Университет Святого Иоганна располагался в небольшом городишке Мархоф в двух часах пути от Кларна. Дорога оказалась не так уж и плоха; карета шла ровно, лишь изредка подпрыгивая на колдобинах или проваливаясь в ямы. Я не терял времени попусту и обдумывал полученные от епископа сведения.
В прошлом году Ральф вон Дален получил степень бакалавра и продолжил обучение на факультете тайных искусств, намереваясь стать лиценциатом. По поручению своего профессора он даже читал лекции на правах экстраординарного преподавателя. Все свободное время племянник епископа посвящал учебе, а к вину, азартным играм и доступным девицам предосудительной тяги не испытывал, как не испытывал и стеснения в средствах. Близких друзей у него не было и, разумеется, не было никаких врагов.
Обычно Ральф встречался с дядей каждое воссияние, но в первую седмицу осени отпросился, сославшись на неотложные дела. А на следующее утро его нашли в съемной квартире в невменяемом состоянии.
Как меня уверили, из комнаты Ральфа ничего не забирали, и я решил при первой же возможности заглянуть туда и осмотреться на месте. Секретарь епископа выдал ключ, а заодно снабдил буллой, наделявшей правом действовать от имени его преосвященства, и настоятельным советом этим правом не злоупотреблять. Впрочем, я и не собирался…
Большей частью Мархоф был выстроен на пологом холме в излучине тихой и спокойной речушки. Главное здание университета высилось на самой вершине, но взбираться вверх по склону от почтовой станции с тяжеленным сундуком на закорках Хорхе не пришлось: кучер вошел в положение и взялся подвезти, запросив за услуги грош.
Я не стал торговаться, заплатил, и услужливый малый даже помог Ковану снять с задков кареты наш багаж.

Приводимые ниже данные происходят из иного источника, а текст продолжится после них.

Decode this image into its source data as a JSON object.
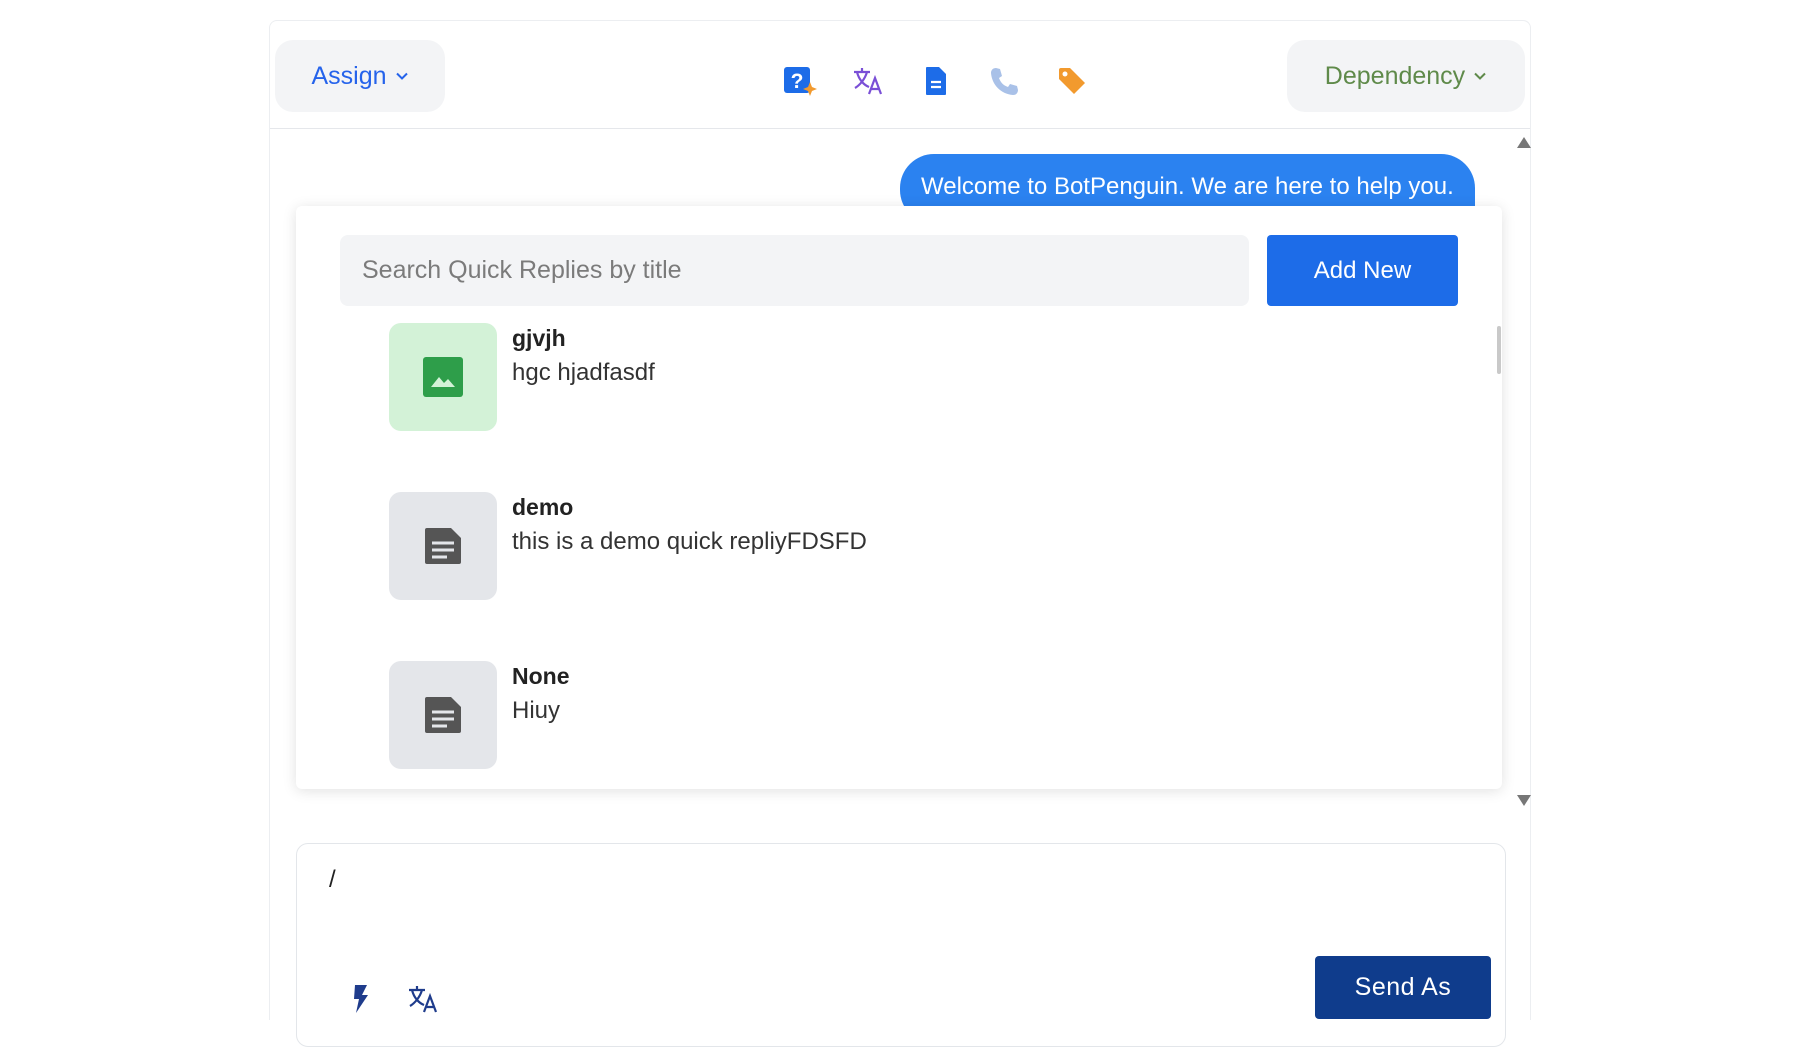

– Поставь под навес, – попросил я слугу.
Главное здание университета высоченными внешними стенами и единственным проходом во внутренний двор больше напоминало монастырь. Сновавшие тут и там разряженные школяры смотрелись на его фоне столь же уместно, как монах в борделе.
Дежуривший на входе педель в теплом плаще и войлочном колпаке, заметив перстень, слегка поклонился. Я улыбнулся и спросил:
– Как пройти в приемную канцлера, любезный?
– Центральная дверь, магистр, – немногословно ответил служитель, не став интересоваться причиной визита.
Я кивнул и через арку прошел в просторный двор. Через газоны там проложили усыпанные галькой дорожки, зеленели живые изгороди, всюду стояли многочисленные скамейки, и расплескивал тусклую воду мраморный фонтан. В отличие от внешних стен, здесь были нормальные окна, а не узенькие прорези-бойницы. На уровне третьих этажей и вовсе тянулись крытые галереи. По углам высились невысокие башни.
Школяры посматривали на меня с нескрываемым интересом и шушукались между собой, неведомым образом распознав чужака. Впрочем, нет, не чужака. Новичка. Но разница не так уж велика…
Не обращая внимания на смешки и заинтересованные взгляды, я пересек двор, поднялся на крыльцо и вошел в учебный корпус. Стена напротив входа оказалась закопченной, из-под слоя сажи проглядывали смутные очертания человеческой фигуры. Фреска выглядела древней, и было непонятно, что побуждает местных управленцев держать ее в столь плачевном состоянии.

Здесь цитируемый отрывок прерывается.